Employees don't realize how often electronic monitoring happens in their work place. An estimated twenty million Americans are subjected to monitoring in their work place, commonly in the form of phone monitoring, E-mail searches, and searching through the files on their hard drive (Paranoid 435). A poll by MacWorld states that over twenty-one percent of all employees are monitored at work, and the larger the company, the higher the percentage (Privacy 445). Unaware of this electronic monitoring, most employees often are not working at their peak performance due to this type of scrutiny.

The majority of Americans believe that electronic monitoring should not be allowed. Supreme Court Justice Louis D. Brandeis states that of all of the freedoms that Americans enjoy, privacy "is the right most valued by civilized men (Privacy 441)." A poll taken by Yankelovich Clancy Shulman for Time, states that ninety-five percent of Americans believe that electronic monitoring should not be allowed (Privacy 444). Harriet Ternipsede, who is a travel agent, gave a lengthy testimonial on how electronic monitoring at her job caused her undue stress and several health problems including muscle aches, mental confusion, weakened eyesight, severe sleep disturbance, nausea, and exhaustion. Ternipsede was later diagnosed with Chronic Fatigue Immune Dysfunction Syndrome (Electronic 446). A study done by the University of Wisconsin found that eighty-seven percent of employees subjected to electronic monitoring suffered from higher stress levels and increased tension while only sixty-seven percent of those employees that were not subjected to monitoring had those same symptoms (Paranoid 436).
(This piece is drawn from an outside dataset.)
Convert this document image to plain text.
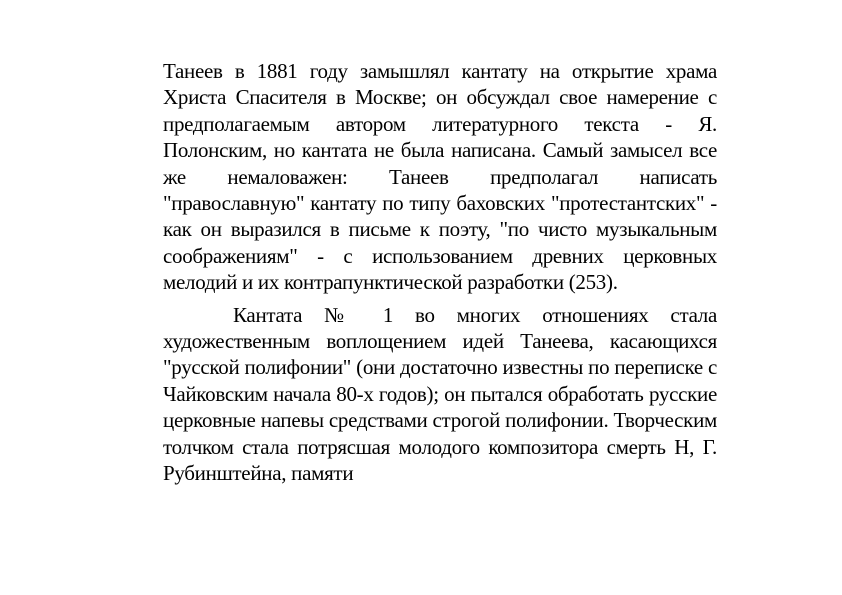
Танеев в 1881 году замышлял кантату на открытие храма Христа Спасителя в Москве; он обсуждал свое намерение с предполагаемым автором литературного текста - Я. Полонским, но кантата не была написана. Самый замысел все же немаловажен: Танеев предполагал написать "православную" кантату по типу баховских "протестантских" - как он выразился в письме к поэту, "по чисто музыкальным соображениям" - с использованием древних церковных мелодий и их контрапунктической разработки (253).

Кантата № 1 во многих отношениях стала художественным воплощением идей Танеева, касающихся "русской полифонии" (они достаточно известны по переписке с Чайковским начала 80-х годов); он пытался обработать русские церковные напевы средствами строгой полифонии. Творческим толчком стала потрясшая молодого композитора смерть Н, Г. Рубинштейна, памяти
While it is obvious that most employees are against electronic monitoring, the use of electronic monitoring contributes to increased stress levels in employees. While the advantages derived from electronic monitoring far outweigh the disadvantages. Through the use of employee monitoring, companies can save money in overall operations cost by weeding out those employees who don't pull their weight, and cut down on employee theft. By monitoring employees, it is possible to measure their performance and see if they are meeting standards. By getting rid of those employees who don't meet standards the burden of daily tasks is lifted on every other employee in that department. Eighty to ninety percent of business theft is internal (Paranoid 432). Through the use of employee monitoring, the amount of money lost to theft can be dramatically reduced.

While electronic monitoring in the work place may contribute to employee stress, the benefits are far greater then the disadvantages. Not only do companies save money from employee theft, sabotage, and vandalism, employees can feel more confident that their coworkers who don't pull their own weight will be terminated. When the company and the employees both benefit from increased profits I would call this a win-win situation. If the savings are passed to the customer, you could even have a win-win-win situation.

Works Cited

CQ Researcher. "Privacy in the Workplace." Writing and Reading Across the Curriculum. Ed. Laurence Behrens and Leonard Rosen. 6th ed. New York: HarperCollins, 1997. 441-445.

Ternipsede, Harriet. "Is Electronic Monitoring of Workers Really Necessary?" Writing and Reading Across the Curriculum. Ed. Laurence Behrens and Leonard Rosen. 6th ed. New York: HarperCollins, 1997. 446-448.

Whalen, John. "You're Not Paranoid: They Really Are Watching You." Writing and Reading Across the Curriculum. Ed. Laurence Behrens and Leonard Rosen. 6th ed. New York: HarperCollins, 1997. 430-440.